Lors de la vente d'un immeuble et conformément aux dispositions du Code
civil portant sur la garantie des défauts de la chose vendue, le contrat
de vente peut contenir des clauses particulières exonérant le
vendeur non professionnel de la garantie des vices cachés (Code civil
: art. 1643).
Dans les zones délimitées par arrêté préfectoral,
pour pouvoir s'exonérer de la garantie pour vice caché, constitué
par la présence de termites, le vendeur non-professionnel d'un immeuble
bâti situé dans une zone délimitée par un arrêté
préfectoral, doit annexer un état parasitaire du bâtiment
à l'acte authentique constatant la réalisation de la vente.
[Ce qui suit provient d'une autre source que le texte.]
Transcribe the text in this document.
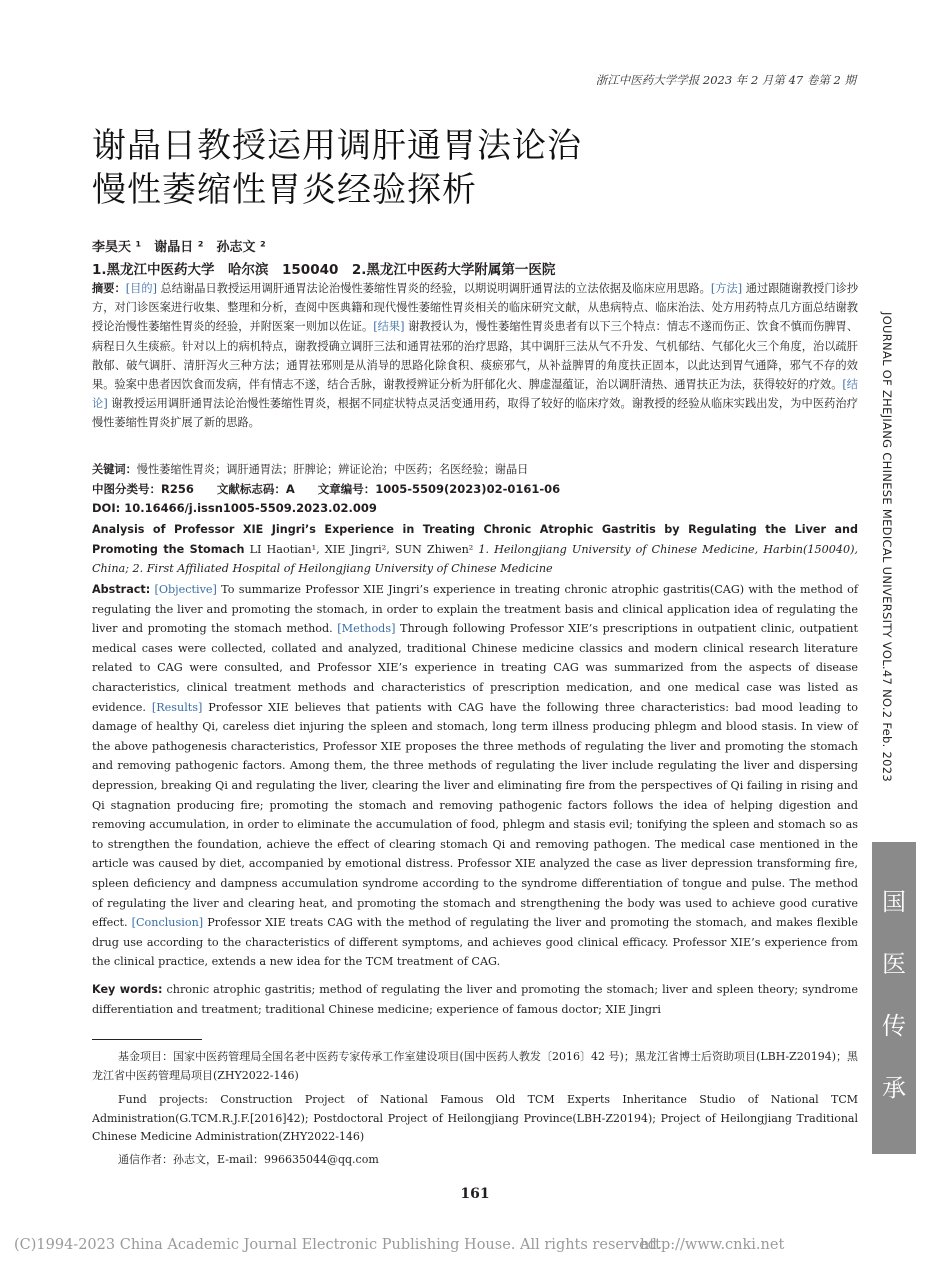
浙江中医药大学学报 2023 年 2 月第 47 卷第 2 期
谢晶日教授运用调肝通胃法论治
慢性萎缩性胃炎经验探析
李昊天 ¹　谢晶日 ²　孙志文 ²
1.黑龙江中医药大学　哈尔滨　150040　2.黑龙江中医药大学附属第一医院
摘要：[目的] 总结谢晶日教授运用调肝通胃法论治慢性萎缩性胃炎的经验，以期说明调肝通胃法的立法依据及临床应用思路。[方法] 通过跟随谢教授门诊抄方，对门诊医案进行收集、整理和分析，查阅中医典籍和现代慢性萎缩性胃炎相关的临床研究文献，从患病特点、临床治法、处方用药特点几方面总结谢教授论治慢性萎缩性胃炎的经验，并附医案一则加以佐证。[结果] 谢教授认为，慢性萎缩性胃炎患者有以下三个特点：情志不遂而伤正、饮食不慎而伤脾胃、病程日久生痰瘀。针对以上的病机特点，谢教授确立调肝三法和通胃祛邪的治疗思路，其中调肝三法从气不升发、气机郁结、气郁化火三个角度，治以疏肝散郁、破气调肝、清肝泻火三种方法；通胃祛邪则是从消导的思路化除食积、痰瘀邪气，从补益脾胃的角度扶正固本，以此达到胃气通降，邪气不存的效果。验案中患者因饮食而发病，伴有情志不遂，结合舌脉，谢教授辨证分析为肝郁化火、脾虚湿蕴证，治以调肝清热、通胃扶正为法，获得较好的疗效。[结论] 谢教授运用调肝通胃法论治慢性萎缩性胃炎，根据不同症状特点灵活变通用药，取得了较好的临床疗效。谢教授的经验从临床实践出发，为中医药治疗慢性萎缩性胃炎扩展了新的思路。
关键词：慢性萎缩性胃炎；调肝通胃法；肝脾论；辨证论治；中医药；名医经验；谢晶日
中图分类号：R256　　文献标志码：A　　文章编号：1005-5509(2023)02-0161-06
DOI: 10.16466/j.issn1005-5509.2023.02.009
Analysis of Professor XIE Jingri’s Experience in Treating Chronic Atrophic Gastritis by Regulating the Liver and Promoting the Stomach LI Haotian¹, XIE Jingri², SUN Zhiwen² 1. Heilongjiang University of Chinese Medicine, Harbin(150040), China; 2. First Affiliated Hospital of Heilongjiang University of Chinese Medicine
Abstract: [Objective] To summarize Professor XIE Jingri’s experience in treating chronic atrophic gastritis(CAG) with the method of regulating the liver and promoting the stomach, in order to explain the treatment basis and clinical application idea of regulating the liver and promoting the stomach method. [Methods] Through following Professor XIE’s prescriptions in outpatient clinic, outpatient medical cases were collected, collated and analyzed, traditional Chinese medicine classics and modern clinical research literature related to CAG were consulted, and Professor XIE’s experience in treating CAG was summarized from the aspects of disease characteristics, clinical treatment methods and characteristics of prescription medication, and one medical case was listed as evidence. [Results] Professor XIE believes that patients with CAG have the following three characteristics: bad mood leading to damage of healthy Qi, careless diet injuring the spleen and stomach, long term illness producing phlegm and blood stasis. In view of the above pathogenesis characteristics, Professor XIE proposes the three methods of regulating the liver and promoting the stomach and removing pathogenic factors. Among them, the three methods of regulating the liver include regulating the liver and dispersing depression, breaking Qi and regulating the liver, clearing the liver and eliminating fire from the perspectives of Qi failing in rising and Qi stagnation producing fire; promoting the stomach and removing pathogenic factors follows the idea of helping digestion and removing accumulation, in order to eliminate the accumulation of food, phlegm and stasis evil; tonifying the spleen and stomach so as to strengthen the foundation, achieve the effect of clearing stomach Qi and removing pathogen. The medical case mentioned in the article was caused by diet, accompanied by emotional distress. Professor XIE analyzed the case as liver depression transforming fire, spleen deficiency and dampness accumulation syndrome according to the syndrome differentiation of tongue and pulse. The method of regulating the liver and clearing heat, and promoting the stomach and strengthening the body was used to achieve good curative effect. [Conclusion] Professor XIE treats CAG with the method of regulating the liver and promoting the stomach, and makes flexible drug use according to the characteristics of different symptoms, and achieves good clinical efficacy. Professor XIE’s experience from the clinical practice, extends a new idea for the TCM treatment of CAG.
Key words: chronic atrophic gastritis; method of regulating the liver and promoting the stomach; liver and spleen theory; syndrome differentiation and treatment; traditional Chinese medicine; experience of famous doctor; XIE Jingri
基金项目：国家中医药管理局全国名老中医药专家传承工作室建设项目(国中医药人教发〔2016〕42 号)；黑龙江省博士后资助项目(LBH-Z20194)；黑龙江省中医药管理局项目(ZHY2022-146)
Fund projects: Construction Project of National Famous Old TCM Experts Inheritance Studio of National TCM Administration(G.TCM.R.J.F.[2016]42); Postdoctoral Project of Heilongjiang Province(LBH-Z20194); Project of Heilongjiang Traditional Chinese Medicine Administration(ZHY2022-146)
通信作者：孙志文，E-mail：996635044@qq.com
JOURNAL OF ZHEJIANG CHINESE MEDICAL UNIVERSITY VOL.47 NO.2 Feb. 2023
国
医
传
承
161
(C)1994-2023 China Academic Journal Electronic Publishing House. All rights reserved.
http://www.cnki.net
Cette rédaction de la loi ne remet toutefois pas en cause la jurisprudence constante qui, sur le fondement de l'article 1643 du Code civil, n'accepte pas que la clause d'exonération puisse jouer en faveur du vendeur professionnel, puisqu'il est présumé connaître les défauts cachés de la chose vendue.
Le but est de donner à l'acquéreur d'un bien situé en zone contaminée une information complète et précise sur l'état réel de celui-ci.
L'état
parasitaire
Il doit avoir été établi depuis moins de trois mois à
la date de l'acte authentique.
L'état parasitaire identifie l'immeuble concerné, indique les
parties visitées et celles n'ayant pu être visitées, les
éléments infestés ou ayant été infestés
par la présence de termites et ceux qui ne le sont pas, ainsi que la
date de son établissement.
L'état
parasitaire est établi conformément au modèle défini
par arrêté du ministre chargé de la Construction et de l'Habitation.
Il est aussi utilisé pour justifier de la recherche de termites dans
les secteurs de lutte délimités par le conseil municipal. Il peut
aussi accompagner à titre facultatif la déclaration en mairie
de la présence de termites.
Qui peut
réaliser un état parasitaire ?
La loi pose le principe de l'indépendance totale entre les fonctions
d'expertise et de diagnostic et les activités de traitement à
titre préventif, curatif ou d'entretien contre les termites sans aller
jusqu'à la certification.
Des certifications ont cependant été développées
par les professionnels pour le traitement (CTBA - QUALIBAT?).